On Maud’s father’s death in 1135, Stephen of Blois seized the throne. He was supported by nobles and prelates who did not want a female ruler; nor did they want Geoffrey of Anjou as her consort and potential king. Stephen of Blois was Henry’s nephew, her cousin, the son of King Henry’s sister Adela. William the Conqueror was their mutual grandfather. Maud was unable to challenge Stephen’s kingship until 1139 when her loyal illegitimate brother, one of Henry’s nineteen illegitimate offspring, Robert of Gloucester, helped her to slip into Arundel on the south coast with only a few knights. Amazingly, Stephen did not capture her at Arundel nor did he send her away. Instead, she was escorted by his brother, Bishop Henry of Winchester, to Bristol where she and her half-brother began to recruit their army.
Her story becomes thrilling. It involves three perilous escapes. The first of these occurs as she is about to be crowned queen in Westminster, Robert of Gloucester having defeated and captured Stephen at the Battle of Lincoln. She now was in a position to claim her throne. Stephen was her prisoner. It was Midsummer’s Eve. Maud would be crowned Queen Matilda on Midsummer Day. However, London merchants did not support her because she had immediately increased their taxes. They claimed she was arrogant, acting like a man, deepening her voice as well as upsetting advisors close to her, including her half-brother, Robert and the Bishop of Winchester who had temporarily switched sides to support her. She simply would not take advice. Henry of Winchester changed sides back to Stephen again. Her enemies including the Bishop were supported by Stephen’s queen, Matilda of Boulogne who raised an army in her stronghold, Kent. That eve, an army of Londoners came storming out of the City gates to the Palace of Westminster. Maud narrowly escaped to Oxford.
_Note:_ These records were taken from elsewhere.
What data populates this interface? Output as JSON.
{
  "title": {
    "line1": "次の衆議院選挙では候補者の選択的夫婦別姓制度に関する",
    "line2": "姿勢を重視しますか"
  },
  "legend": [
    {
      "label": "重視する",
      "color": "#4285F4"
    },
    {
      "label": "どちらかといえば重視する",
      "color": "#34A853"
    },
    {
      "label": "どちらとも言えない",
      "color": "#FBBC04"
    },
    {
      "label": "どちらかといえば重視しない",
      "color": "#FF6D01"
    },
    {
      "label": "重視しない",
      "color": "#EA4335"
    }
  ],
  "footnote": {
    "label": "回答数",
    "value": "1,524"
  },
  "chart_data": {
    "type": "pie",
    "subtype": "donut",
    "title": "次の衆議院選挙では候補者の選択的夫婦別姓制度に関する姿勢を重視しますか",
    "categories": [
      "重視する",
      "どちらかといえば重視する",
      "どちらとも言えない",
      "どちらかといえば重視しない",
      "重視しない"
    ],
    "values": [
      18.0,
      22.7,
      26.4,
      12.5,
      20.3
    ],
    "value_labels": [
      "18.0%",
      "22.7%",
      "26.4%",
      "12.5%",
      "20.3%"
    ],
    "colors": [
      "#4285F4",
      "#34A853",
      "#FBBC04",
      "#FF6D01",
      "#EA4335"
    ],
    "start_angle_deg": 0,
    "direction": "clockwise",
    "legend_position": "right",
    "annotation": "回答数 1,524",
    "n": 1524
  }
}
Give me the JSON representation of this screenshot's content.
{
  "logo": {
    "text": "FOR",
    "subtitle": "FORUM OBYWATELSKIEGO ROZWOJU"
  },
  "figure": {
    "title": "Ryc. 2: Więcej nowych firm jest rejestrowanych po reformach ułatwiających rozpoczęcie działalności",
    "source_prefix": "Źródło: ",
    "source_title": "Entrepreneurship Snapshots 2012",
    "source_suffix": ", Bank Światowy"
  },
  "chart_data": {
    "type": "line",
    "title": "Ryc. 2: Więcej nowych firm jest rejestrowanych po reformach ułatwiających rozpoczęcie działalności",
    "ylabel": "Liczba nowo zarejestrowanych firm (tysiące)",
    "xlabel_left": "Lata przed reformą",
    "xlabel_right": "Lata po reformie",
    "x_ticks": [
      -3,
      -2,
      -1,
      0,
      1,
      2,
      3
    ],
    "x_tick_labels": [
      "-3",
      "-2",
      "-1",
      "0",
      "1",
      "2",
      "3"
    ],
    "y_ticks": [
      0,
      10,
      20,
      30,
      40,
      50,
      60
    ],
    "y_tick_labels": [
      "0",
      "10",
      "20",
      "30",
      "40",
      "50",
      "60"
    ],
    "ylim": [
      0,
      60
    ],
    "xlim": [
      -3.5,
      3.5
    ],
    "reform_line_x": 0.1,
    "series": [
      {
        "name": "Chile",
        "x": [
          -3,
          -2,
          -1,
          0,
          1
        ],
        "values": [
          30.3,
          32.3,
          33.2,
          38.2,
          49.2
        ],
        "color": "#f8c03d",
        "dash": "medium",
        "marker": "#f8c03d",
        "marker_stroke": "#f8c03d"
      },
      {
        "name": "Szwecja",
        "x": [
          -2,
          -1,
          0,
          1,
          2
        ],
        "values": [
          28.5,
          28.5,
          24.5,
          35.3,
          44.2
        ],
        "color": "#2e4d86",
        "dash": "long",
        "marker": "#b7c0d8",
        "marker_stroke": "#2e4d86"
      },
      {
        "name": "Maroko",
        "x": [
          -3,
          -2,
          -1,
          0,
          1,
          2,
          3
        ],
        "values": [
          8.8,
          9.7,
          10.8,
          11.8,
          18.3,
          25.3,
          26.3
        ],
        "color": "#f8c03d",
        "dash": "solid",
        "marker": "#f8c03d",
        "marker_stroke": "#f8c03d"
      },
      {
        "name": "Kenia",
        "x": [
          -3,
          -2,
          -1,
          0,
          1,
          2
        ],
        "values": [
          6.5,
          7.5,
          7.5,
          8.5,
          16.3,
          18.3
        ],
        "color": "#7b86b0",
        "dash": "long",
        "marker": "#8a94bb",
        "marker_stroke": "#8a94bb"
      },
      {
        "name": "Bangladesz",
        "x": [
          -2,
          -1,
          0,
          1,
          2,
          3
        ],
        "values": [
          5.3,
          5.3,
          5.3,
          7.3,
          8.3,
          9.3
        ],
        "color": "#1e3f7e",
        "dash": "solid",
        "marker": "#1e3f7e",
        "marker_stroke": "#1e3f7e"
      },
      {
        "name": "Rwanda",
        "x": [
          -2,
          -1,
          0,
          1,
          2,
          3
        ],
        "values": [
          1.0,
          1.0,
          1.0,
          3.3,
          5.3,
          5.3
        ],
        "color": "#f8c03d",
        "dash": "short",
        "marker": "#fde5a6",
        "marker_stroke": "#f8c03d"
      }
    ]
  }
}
The second escape occurs when Maud becomes involved in a double siege at Winchester only a few months later. Her supporters led by Robert of Gloucester, Miles of Hereford and Brien Fitz Count attacked the Bishop of Winchester’s new castle from Maud’s castle by Winchester’s west gate. The Bishop escaped but Maud was threatened by the approaching army led by Stephen’s queen. It was a double siege. This time, she escaped by the skin of her teeth protected by Brien Fitz Count. Earl Robert was captured. He was exchanged for Stephen who once released sat upon the throne once again.
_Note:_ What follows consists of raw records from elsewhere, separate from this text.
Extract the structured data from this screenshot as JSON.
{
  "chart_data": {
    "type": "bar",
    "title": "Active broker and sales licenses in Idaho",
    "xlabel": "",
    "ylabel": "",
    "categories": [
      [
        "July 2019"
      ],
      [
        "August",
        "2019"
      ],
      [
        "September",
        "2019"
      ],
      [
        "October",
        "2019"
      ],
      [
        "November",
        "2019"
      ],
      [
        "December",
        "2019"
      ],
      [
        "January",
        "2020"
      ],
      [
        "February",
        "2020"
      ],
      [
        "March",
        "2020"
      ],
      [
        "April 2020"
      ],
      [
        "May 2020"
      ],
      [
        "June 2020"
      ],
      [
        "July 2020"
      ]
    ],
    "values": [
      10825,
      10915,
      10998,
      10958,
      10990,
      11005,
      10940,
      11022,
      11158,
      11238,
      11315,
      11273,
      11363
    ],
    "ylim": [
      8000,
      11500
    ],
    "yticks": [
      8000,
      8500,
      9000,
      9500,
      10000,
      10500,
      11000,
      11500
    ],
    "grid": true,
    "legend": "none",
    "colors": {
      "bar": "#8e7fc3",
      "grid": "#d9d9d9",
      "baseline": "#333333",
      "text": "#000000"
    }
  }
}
Maud held the south west as far east as Oxford and Wallingford. She even had her own coin minted. She was in great danger again as she took up residence in Oxford Castle. Her last escape was from Oxford Castle where she was besieged by Stephen during mid-winter 1142. After three months, it was a desperate situation. The castle was surrounded by Stephen’s troops and they were running out of food. To save her people and, indeed, herself, Maud escaped by darkness during a heavy December snow storm. Read the novel to find out more because it’s an extraordinary escape. Maud climbed out of the postern gateway on a rope ladder. She was in disguise wearing a cloak of white sheets, a camouflage, as she crossed a frozen millstream and passed close to Stephen’s camp. She walked with two companions along the frozen River Thames to Abingdon and from Abingdon Abbey by horse to Wallingford. Maud was extraordinary, determined and resolute. Safe for now, she would win her crown… or would she?